To me, it has less to do with the religious significance of these places and more to do with the history that surrounds them. You can learn so much about burial customs and people's lives just by looking at tombstones, and you can get a feel for a community's hierarchy and interests by checking out their places of worship.

I was an adventuring mood, so I packed up the car with my daughter, my husband, and my sister and headed down a little dirt road off of Highway 17. The way to St. James Wambaw Church is pretty bumpy and narrow, but I think the (small) discomforts are worth it. 

About a mile from Hampton Plantation (and not too far from the SeeWee Restaurant) is this small brick chapel which dates back to the mid-1700s. It's looking great for its age, isn't it?! 

There are these little chapels of ease scattered all over South Carolina, and I love exploring them (the Pon Pon Chapel of Ease near Round-O and the Lady Chapel near Frogmore are two others). The St. James Wambaw Church only had a little more than a dozen families attend it at the height of its popularity, but it served as a place where travelers on the King's Highway (now called Old Georgetown Road) could worship on their journeys. 

[Note: I have no confirmation that George Washington stayed here/ ate here/ prayed here/ sat here/ etc. But see as how he saved that tree just down the road at Hampton Plantation, I don't know how the man couldn't have at least ridden past here. You're behind the times, St. James Wambaw Church! Where is your GW plaque?!?!]

Can you imagine going to church with the same 15 or 16 families? Not that I'd do anything bad anyway, but you couldn't get away with anything with such a small group of people keeping track of you!

My sister decided to climb up into the (gigantic) pulpit, but her spirit was not stirred to tell us anything other than "You'd better be good. I can see everything from up here." Seriously, that pulpit was not for the faint of heart or those affected by vertigo. 
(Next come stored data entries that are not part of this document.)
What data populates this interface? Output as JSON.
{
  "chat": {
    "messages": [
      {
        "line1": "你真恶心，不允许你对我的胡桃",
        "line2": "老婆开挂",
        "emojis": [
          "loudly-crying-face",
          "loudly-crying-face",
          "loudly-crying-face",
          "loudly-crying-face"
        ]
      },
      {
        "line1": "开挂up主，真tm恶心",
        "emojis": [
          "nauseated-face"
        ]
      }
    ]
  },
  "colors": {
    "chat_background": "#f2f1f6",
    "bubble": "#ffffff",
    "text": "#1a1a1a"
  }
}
A very small sister on a very big pulpit
The church is only used on Easter nowadays; it's owned by the St. James Episcopal Church in McClellanville. The chapel is open during daylight hours. There's no attendant or anyone there: you just go in and explore on your own. Just make sure to be a responsible traveler, and bolt the door when you're done! (It keeps pesky things like snakes and raccoons out, neither of which are good sightseeing buddies.)
I love old brick to a weird degree. Please tell me I'm not the only one.
To get to the church, turn onto Rutledge Road about five miles north of McClellanville. Once on Rutledge Road, find the first dirt road to your left; this will be Old Georgetown Road. Go down Old Georgetown for a mile or so. The chapel will be on your right. 

Do you like visiting old churches and graveyards? Or do they creep you out?